See Input 4 and 5 for more results http://ideone.com/3w1E3
Your main problem is the (?-i) thingy which is wishful thinking as far as Python 2.7 and 3.2 are concerned. For more details, see below.
import re
# modified=re.sub(r'^(?i)((?:(?!http://)(?!testing[0-9])(?!example[0-9]).)*?)(?-i)
# (CODE[0-9]{3})(?!</a>)',r'\g<1>',input)
# observation 1: as presented, pattern has a line break in the middle, just after (?-i)

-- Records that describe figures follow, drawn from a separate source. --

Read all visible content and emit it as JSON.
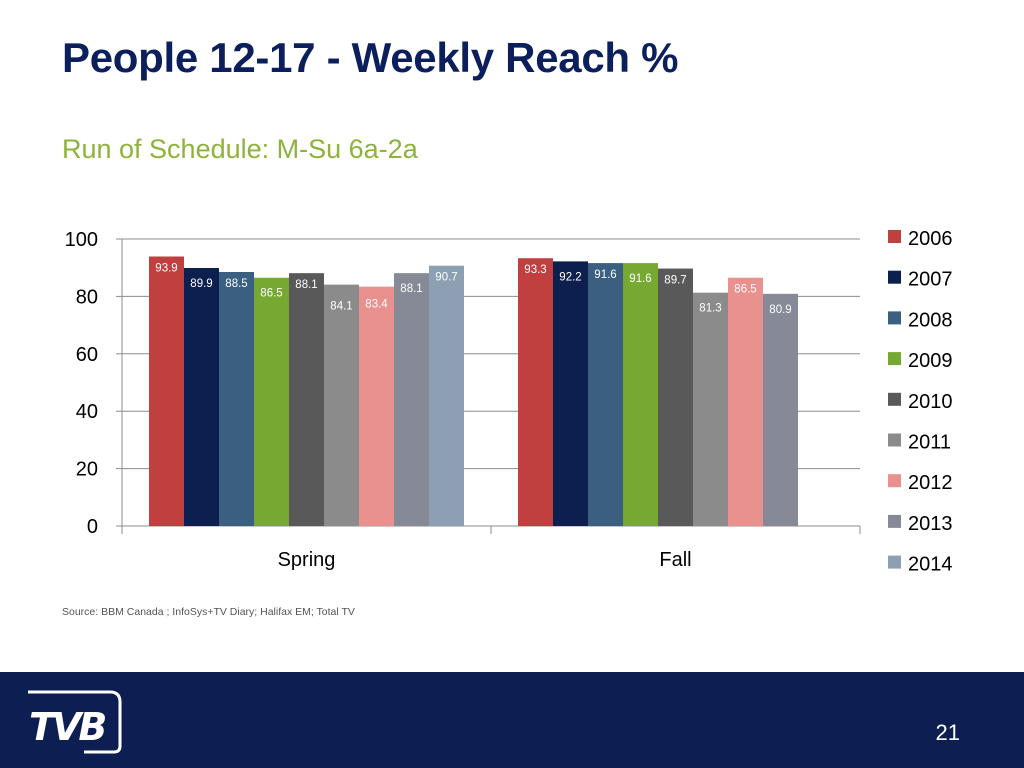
{
  "slide": {
    "title": "People 12-17 - Weekly Reach %",
    "subtitle": "Run of Schedule: M-Su 6a-2a",
    "source": "Source: BBM Canada ; InfoSys+TV Diary; Halifax EM; Total TV",
    "page_number": "21"
  },
  "logo": {
    "icon": "tvb-logo-icon"
  },
  "colors": {
    "title": "#0b1f5c",
    "subtitle": "#8db33a",
    "footer": "#0d1f52"
  },
  "chart_data": {
    "type": "bar",
    "categories": [
      "Spring",
      "Fall"
    ],
    "ylim": [
      0,
      100
    ],
    "yticks": [
      0,
      20,
      40,
      60,
      80,
      100
    ],
    "grid": true,
    "legend_position": "right",
    "data_labels": true,
    "series": [
      {
        "name": "2006",
        "values": [
          93.9,
          93.3
        ],
        "color": "#c0403f"
      },
      {
        "name": "2007",
        "values": [
          89.9,
          92.2
        ],
        "color": "#0d1f4f"
      },
      {
        "name": "2008",
        "values": [
          88.5,
          91.6
        ],
        "color": "#3a5f80"
      },
      {
        "name": "2009",
        "values": [
          86.5,
          91.6
        ],
        "color": "#76a832"
      },
      {
        "name": "2010",
        "values": [
          88.1,
          89.7
        ],
        "color": "#595959"
      },
      {
        "name": "2011",
        "values": [
          84.1,
          81.3
        ],
        "color": "#8b8b8b"
      },
      {
        "name": "2012",
        "values": [
          83.4,
          86.5
        ],
        "color": "#e8918f"
      },
      {
        "name": "2013",
        "values": [
          88.1,
          80.9
        ],
        "color": "#868a97"
      },
      {
        "name": "2014",
        "values": [
          90.7,
          null
        ],
        "color": "#8d9fb3"
      }
    ]
  }
}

# ob 2: rather hard to read, should use re.VERBOSE
# ob 3: not obvious whether it's a complile-time or run-time problem
# ob 4: (?i) should be at the very start of the pattern (see docs)

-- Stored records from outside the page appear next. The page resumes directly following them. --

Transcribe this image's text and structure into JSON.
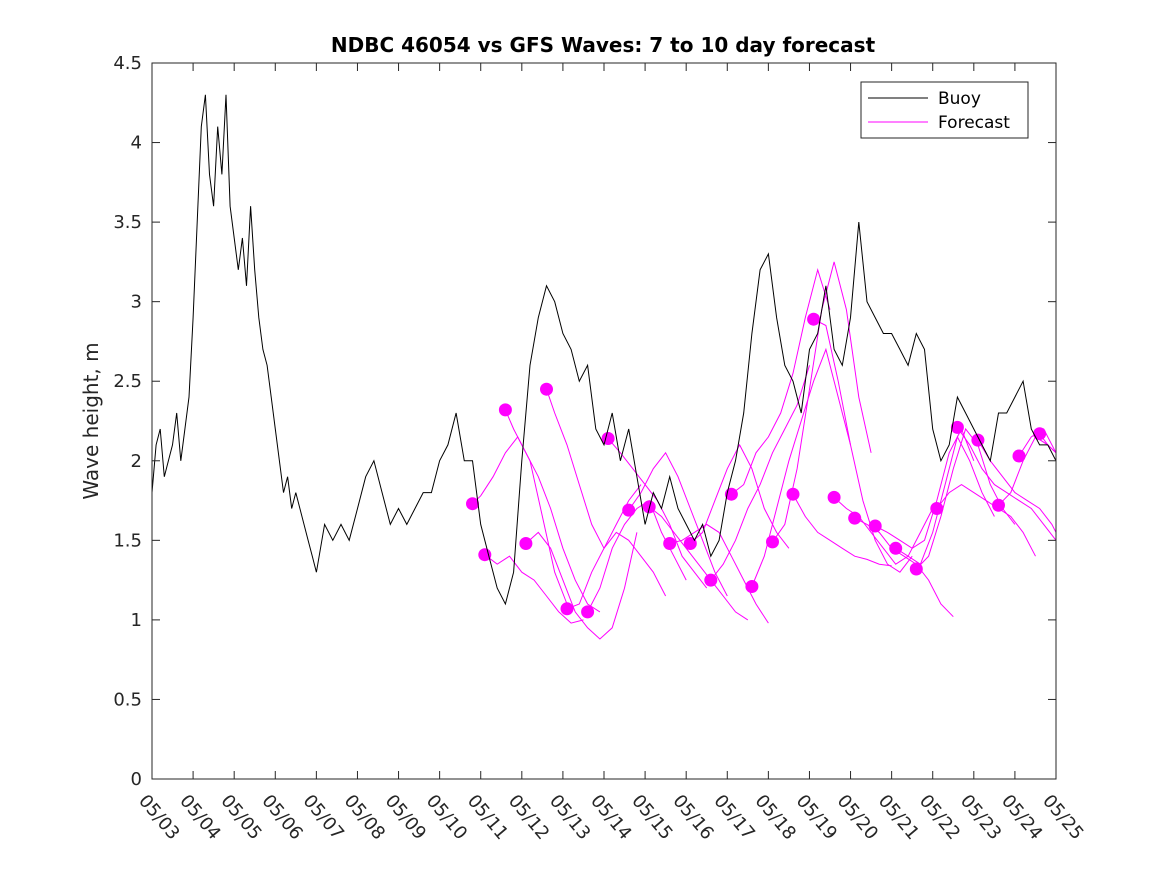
{
  "chart_data": {
    "type": "line",
    "title": "NDBC 46054 vs GFS Waves: 7 to 10 day forecast",
    "xlabel": "",
    "ylabel": "Wave height, m",
    "x_tick_labels": [
      "05/03",
      "05/04",
      "05/05",
      "05/06",
      "05/07",
      "05/08",
      "05/09",
      "05/10",
      "05/11",
      "05/12",
      "05/13",
      "05/14",
      "05/15",
      "05/16",
      "05/17",
      "05/18",
      "05/19",
      "05/20",
      "05/21",
      "05/22",
      "05/23",
      "05/24",
      "05/25"
    ],
    "y_ticks": [
      0,
      0.5,
      1,
      1.5,
      2,
      2.5,
      3,
      3.5,
      4,
      4.5
    ],
    "y_tick_labels": [
      "0",
      "0.5",
      "1",
      "1.5",
      "2",
      "2.5",
      "3",
      "3.5",
      "4",
      "4.5"
    ],
    "xlim_days": [
      0,
      22
    ],
    "ylim": [
      0,
      4.5
    ],
    "grid": false,
    "legend": {
      "position": "top-right",
      "entries": [
        {
          "name": "Buoy",
          "color": "#000000"
        },
        {
          "name": "Forecast",
          "color": "#ff00ff"
        }
      ]
    },
    "series": [
      {
        "name": "Buoy",
        "color": "#000000",
        "x_days": [
          0,
          0.1,
          0.2,
          0.3,
          0.4,
          0.5,
          0.6,
          0.7,
          0.8,
          0.9,
          1.0,
          1.1,
          1.2,
          1.3,
          1.4,
          1.5,
          1.6,
          1.7,
          1.8,
          1.9,
          2.0,
          2.1,
          2.2,
          2.3,
          2.4,
          2.5,
          2.6,
          2.7,
          2.8,
          2.9,
          3.0,
          3.1,
          3.2,
          3.3,
          3.4,
          3.5,
          3.6,
          3.7,
          3.8,
          3.9,
          4.0,
          4.2,
          4.4,
          4.6,
          4.8,
          5.0,
          5.2,
          5.4,
          5.6,
          5.8,
          6.0,
          6.2,
          6.4,
          6.6,
          6.8,
          7.0,
          7.2,
          7.4,
          7.6,
          7.8,
          8.0,
          8.2,
          8.4,
          8.6,
          8.8,
          9.0,
          9.2,
          9.4,
          9.6,
          9.8,
          10.0,
          10.2,
          10.4,
          10.6,
          10.8,
          11.0,
          11.2,
          11.4,
          11.6,
          11.8,
          12.0,
          12.2,
          12.4,
          12.6,
          12.8,
          13.0,
          13.2,
          13.4,
          13.6,
          13.8,
          14.0,
          14.2,
          14.4,
          14.6,
          14.8,
          15.0,
          15.2,
          15.4,
          15.6,
          15.8,
          16.0,
          16.2,
          16.4,
          16.6,
          16.8,
          17.0,
          17.2,
          17.4,
          17.6,
          17.8,
          18.0,
          18.2,
          18.4,
          18.6,
          18.8,
          19.0,
          19.2,
          19.4,
          19.6,
          19.8,
          20.0,
          20.2,
          20.4,
          20.6,
          20.8,
          21.0,
          21.2,
          21.4,
          21.6,
          21.8,
          22.0
        ],
        "values": [
          1.8,
          2.1,
          2.2,
          1.9,
          2.0,
          2.1,
          2.3,
          2.0,
          2.2,
          2.4,
          2.9,
          3.5,
          4.1,
          4.3,
          3.8,
          3.6,
          4.1,
          3.8,
          4.3,
          3.6,
          3.4,
          3.2,
          3.4,
          3.1,
          3.6,
          3.2,
          2.9,
          2.7,
          2.6,
          2.4,
          2.2,
          2.0,
          1.8,
          1.9,
          1.7,
          1.8,
          1.7,
          1.6,
          1.5,
          1.4,
          1.3,
          1.6,
          1.5,
          1.6,
          1.5,
          1.7,
          1.9,
          2.0,
          1.8,
          1.6,
          1.7,
          1.6,
          1.7,
          1.8,
          1.8,
          2.0,
          2.1,
          2.3,
          2.0,
          2.0,
          1.6,
          1.4,
          1.2,
          1.1,
          1.3,
          2.0,
          2.6,
          2.9,
          3.1,
          3.0,
          2.8,
          2.7,
          2.5,
          2.6,
          2.2,
          2.1,
          2.3,
          2.0,
          2.2,
          1.9,
          1.6,
          1.8,
          1.7,
          1.9,
          1.7,
          1.6,
          1.5,
          1.6,
          1.4,
          1.5,
          1.8,
          2.0,
          2.3,
          2.8,
          3.2,
          3.3,
          2.9,
          2.6,
          2.5,
          2.3,
          2.7,
          2.8,
          3.1,
          2.7,
          2.6,
          2.9,
          3.5,
          3.0,
          2.9,
          2.8,
          2.8,
          2.7,
          2.6,
          2.8,
          2.7,
          2.2,
          2.0,
          2.1,
          2.4,
          2.3,
          2.2,
          2.1,
          2.0,
          2.3,
          2.3,
          2.4,
          2.5,
          2.2,
          2.1,
          2.1,
          2.0
        ]
      },
      {
        "name": "Forecast",
        "color": "#ff00ff",
        "runs": [
          {
            "x_days": [
              7.8,
              8.0,
              8.3,
              8.6,
              8.9,
              9.2,
              9.5,
              9.8,
              10.1
            ],
            "values": [
              1.73,
              1.78,
              1.9,
              2.05,
              2.15,
              2.0,
              1.65,
              1.3,
              1.1
            ]
          },
          {
            "x_days": [
              8.1,
              8.4,
              8.7,
              9.0,
              9.3,
              9.6,
              9.9,
              10.2,
              10.5
            ],
            "values": [
              1.41,
              1.35,
              1.4,
              1.3,
              1.25,
              1.15,
              1.05,
              0.98,
              1.0
            ]
          },
          {
            "x_days": [
              8.6,
              8.8,
              9.1,
              9.4,
              9.7,
              10.0,
              10.3,
              10.6,
              10.9
            ],
            "values": [
              2.32,
              2.2,
              2.05,
              1.9,
              1.7,
              1.45,
              1.25,
              1.1,
              1.05
            ]
          },
          {
            "x_days": [
              9.1,
              9.4,
              9.7,
              10.0,
              10.3,
              10.6,
              10.9,
              11.2,
              11.5,
              11.8
            ],
            "values": [
              1.48,
              1.55,
              1.45,
              1.25,
              1.05,
              0.95,
              0.88,
              0.95,
              1.2,
              1.55
            ]
          },
          {
            "x_days": [
              9.6,
              9.8,
              10.1,
              10.4,
              10.7,
              11.0,
              11.3,
              11.6,
              11.9
            ],
            "values": [
              2.45,
              2.3,
              2.1,
              1.85,
              1.6,
              1.45,
              1.6,
              1.75,
              1.85
            ]
          },
          {
            "x_days": [
              10.1,
              10.4,
              10.7,
              11.0,
              11.3,
              11.6,
              11.9,
              12.2,
              12.5
            ],
            "values": [
              1.07,
              1.1,
              1.3,
              1.45,
              1.55,
              1.5,
              1.4,
              1.3,
              1.15
            ]
          },
          {
            "x_days": [
              10.6,
              10.9,
              11.2,
              11.5,
              11.8,
              12.1,
              12.4,
              12.7,
              13.0
            ],
            "values": [
              1.05,
              1.2,
              1.45,
              1.6,
              1.7,
              1.75,
              1.55,
              1.4,
              1.25
            ]
          },
          {
            "x_days": [
              11.1,
              11.4,
              11.7,
              12.0,
              12.3,
              12.6,
              12.9,
              13.2,
              13.5
            ],
            "values": [
              2.14,
              2.05,
              1.95,
              1.85,
              1.75,
              1.6,
              1.4,
              1.3,
              1.2
            ]
          },
          {
            "x_days": [
              11.6,
              11.9,
              12.2,
              12.5,
              12.8,
              13.1,
              13.4,
              13.7,
              14.0
            ],
            "values": [
              1.69,
              1.8,
              1.95,
              2.05,
              1.9,
              1.7,
              1.5,
              1.3,
              1.15
            ]
          },
          {
            "x_days": [
              12.1,
              12.4,
              12.7,
              13.0,
              13.3,
              13.6,
              13.9,
              14.2,
              14.5
            ],
            "values": [
              1.71,
              1.65,
              1.55,
              1.45,
              1.35,
              1.25,
              1.15,
              1.05,
              1.0
            ]
          },
          {
            "x_days": [
              12.6,
              12.9,
              13.2,
              13.5,
              13.8,
              14.1,
              14.4,
              14.7,
              15.0
            ],
            "values": [
              1.48,
              1.5,
              1.55,
              1.6,
              1.55,
              1.4,
              1.25,
              1.1,
              0.98
            ]
          },
          {
            "x_days": [
              13.1,
              13.4,
              13.7,
              14.0,
              14.3,
              14.6,
              14.9,
              15.2,
              15.5
            ],
            "values": [
              1.48,
              1.55,
              1.75,
              1.95,
              2.1,
              1.95,
              1.7,
              1.55,
              1.45
            ]
          },
          {
            "x_days": [
              13.6,
              13.9,
              14.2,
              14.5,
              14.8,
              15.1,
              15.4,
              15.7,
              16.0
            ],
            "values": [
              1.25,
              1.35,
              1.5,
              1.7,
              1.85,
              2.05,
              2.2,
              2.35,
              2.6
            ]
          },
          {
            "x_days": [
              14.1,
              14.4,
              14.7,
              15.0,
              15.3,
              15.6,
              15.9,
              16.2,
              16.5
            ],
            "values": [
              1.79,
              1.85,
              2.05,
              2.15,
              2.3,
              2.55,
              2.9,
              3.2,
              2.95
            ]
          },
          {
            "x_days": [
              14.6,
              14.9,
              15.2,
              15.5,
              15.8,
              16.1,
              16.4,
              16.7,
              17.0
            ],
            "values": [
              1.21,
              1.4,
              1.7,
              2.0,
              2.25,
              2.5,
              2.7,
              2.4,
              2.1
            ]
          },
          {
            "x_days": [
              15.1,
              15.4,
              15.7,
              16.0,
              16.3,
              16.6,
              16.9,
              17.2,
              17.5
            ],
            "values": [
              1.49,
              1.6,
              1.95,
              2.45,
              2.95,
              3.25,
              2.95,
              2.4,
              2.05
            ]
          },
          {
            "x_days": [
              15.6,
              15.9,
              16.2,
              16.5,
              16.8,
              17.1,
              17.4,
              17.7,
              18.0
            ],
            "values": [
              1.79,
              1.65,
              1.55,
              1.5,
              1.45,
              1.4,
              1.38,
              1.35,
              1.34
            ]
          },
          {
            "x_days": [
              16.1,
              16.4,
              16.7,
              17.0,
              17.3,
              17.6,
              17.9,
              18.2,
              18.5
            ],
            "values": [
              2.89,
              2.85,
              2.5,
              2.1,
              1.75,
              1.5,
              1.35,
              1.3,
              1.4
            ]
          },
          {
            "x_days": [
              16.6,
              16.9,
              17.2,
              17.5,
              17.8,
              18.1,
              18.4,
              18.7,
              19.0
            ],
            "values": [
              1.77,
              1.7,
              1.65,
              1.55,
              1.45,
              1.35,
              1.4,
              1.55,
              1.7
            ]
          },
          {
            "x_days": [
              17.1,
              17.4,
              17.7,
              18.0,
              18.3,
              18.6,
              18.9,
              19.2,
              19.5
            ],
            "values": [
              1.64,
              1.6,
              1.55,
              1.45,
              1.4,
              1.35,
              1.25,
              1.1,
              1.02
            ]
          },
          {
            "x_days": [
              17.6,
              17.9,
              18.2,
              18.5,
              18.8,
              19.1,
              19.4,
              19.7,
              20.0
            ],
            "values": [
              1.59,
              1.55,
              1.5,
              1.45,
              1.5,
              1.75,
              2.05,
              2.2,
              2.0
            ]
          },
          {
            "x_days": [
              18.1,
              18.4,
              18.7,
              19.0,
              19.3,
              19.6,
              19.9,
              20.2,
              20.5
            ],
            "values": [
              1.45,
              1.4,
              1.35,
              1.55,
              1.85,
              2.15,
              2.0,
              1.8,
              1.65
            ]
          },
          {
            "x_days": [
              18.6,
              18.9,
              19.2,
              19.5,
              19.8,
              20.1,
              20.4,
              20.7,
              21.0
            ],
            "values": [
              1.32,
              1.4,
              1.65,
              1.95,
              2.2,
              2.1,
              1.85,
              1.7,
              1.6
            ]
          },
          {
            "x_days": [
              19.1,
              19.4,
              19.7,
              20.0,
              20.3,
              20.6,
              20.9,
              21.2,
              21.5
            ],
            "values": [
              1.7,
              1.8,
              1.85,
              1.8,
              1.75,
              1.7,
              1.65,
              1.55,
              1.4
            ]
          },
          {
            "x_days": [
              19.6,
              19.9,
              20.2,
              20.5,
              20.8,
              21.1,
              21.4,
              21.7,
              22.0
            ],
            "values": [
              2.21,
              2.1,
              1.95,
              1.85,
              1.8,
              1.75,
              1.7,
              1.6,
              1.5
            ]
          },
          {
            "x_days": [
              20.1,
              20.4,
              20.7,
              21.0,
              21.3,
              21.6,
              21.9,
              22.0
            ],
            "values": [
              2.13,
              2.0,
              1.9,
              1.8,
              1.75,
              1.7,
              1.6,
              1.55
            ]
          },
          {
            "x_days": [
              20.6,
              20.9,
              21.2,
              21.5,
              21.8,
              22.0
            ],
            "values": [
              1.72,
              1.8,
              2.0,
              2.15,
              2.1,
              2.05
            ]
          },
          {
            "x_days": [
              21.1,
              21.4,
              21.7,
              22.0
            ],
            "values": [
              2.03,
              2.15,
              2.2,
              2.05
            ]
          },
          {
            "x_days": [
              21.6,
              21.8,
              22.0
            ],
            "values": [
              2.17,
              2.1,
              2.05
            ]
          }
        ]
      }
    ]
  }
}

# ob 5: what on earth is (?-i) ... not in 2.7 docs, not in 3.2 docs
pattern = r'^(?i)((?:(?!http://)(?!testing[0-9])(?!example[0-9]).)*?)(?-i)(CODE[0-9]{3})(?!</a>)'
#### rx = re.compile(pattern)
# above line failed with "sre_constants.error: unexpected end of pattern"
# try without the (?-i)
pattern2 = r'^(?i)((?:(?!http://)(?!testing[0-9])(?!example[0-9]).)*?)(CODE[0-9]{3})(?!</a>)'
rx = re.compile(pattern2)
# This works, now you need to work on observations 1 to 4,
# and rethink your CODE/code strategy
Looks like suggestions fall on deaf ears ... Here's the pattern in re.VERBOSE format:
pattern4 = r'''
^
(?i)
(
(?:
(?!http://)
(?!testing[0-9])
(?!example[0-9])
. #### what is this for?
)*?
) ##### end of capturing group 1
(CODE[0-9]{3}) #### not in capturing group 1
(?!</a>)
'''
Okay, it looks like the problem is the (?-i), which is surprising. The purpose of the inline-modifier syntax is to let you apply modifiers to selected portions of the regex. At least, that's how they work in most flavors. In Python it seems they always modify the whole regex, same as the external flags (re.I, re.M, etc.). The alternative (?i:xyz) syntax doesn't work either.
On a side note, I don't see any reason to use three separate lookaheads, as you did here:
(?:(?!http://)(?!testing[0-9])(?!example[0-9]).)*?
Just OR them together:
(?:(?!http://|testing[0-9]|example[0-9]).)*?
EDIT: We seem to have moved from the question of why the regex throws exceptions, to the question of why it doesn't work. I'm not sure I understand your requirements, but the regex and replacement string below return the results you want.
s1 = re.sub(r'^((?!http://|testing[0-9]|example[0-9]).*?)(CODE[0-9]{3})(?!</a>)',
r'\g<1>\g<2>', s)
see it in action one ideone.com
Is that what you're after?
EDIT: We now know that the replacements are being done within a larger text, not on standalone strings. That's makes the problem much more difficult, but we also know the full URLs (the ones that start with http://) only occur in already-existing anchor elements. That means we can split the regex into two alternatives: one to match complete <a>...</a> elements, and one to match our the target strings.
(?s)(?:(<a\s+[^>]*>.*?</a>)|\b((?:(?!testing[0-9]|example[0-9])\w)*?)(CODE[0-9]{3}))
The trick is to use a function instead of a static string for the replacement. Whenever the regex matches an anchor element, the function will find it in group(1) and return it unchanged. Otherwise, it uses group(2) and group(3) to build a new one.
here's another demo (I know that's horrible code, but I'm too tired right now to learn a more pythonic way.)
The only problem I see is that you replace using the wrong capturing group.
modified=re.sub(r'^(?i)((?:(?!http://)(?!testing[0-9])(?!example[0-9]).)*?)(?-i)(CODE[0-9]{3})(?!</a>)',r'\g<1>',input)
^ ^ ^
first capturing group second one using the first group
Here I made the first one also a non capturing group
^(?i)(?:(?:(?!http://)(?!testing[0-9])(?!example[0-9]).)*?)(?-i)(CODE[0-9]{3})(?!</a>)
See it here on Regexr
For complex regexes, use the re.X flag to document what you're doing and to make sure the brackets match up correctly (i.e. by using indentation to indicate the current level of nesting).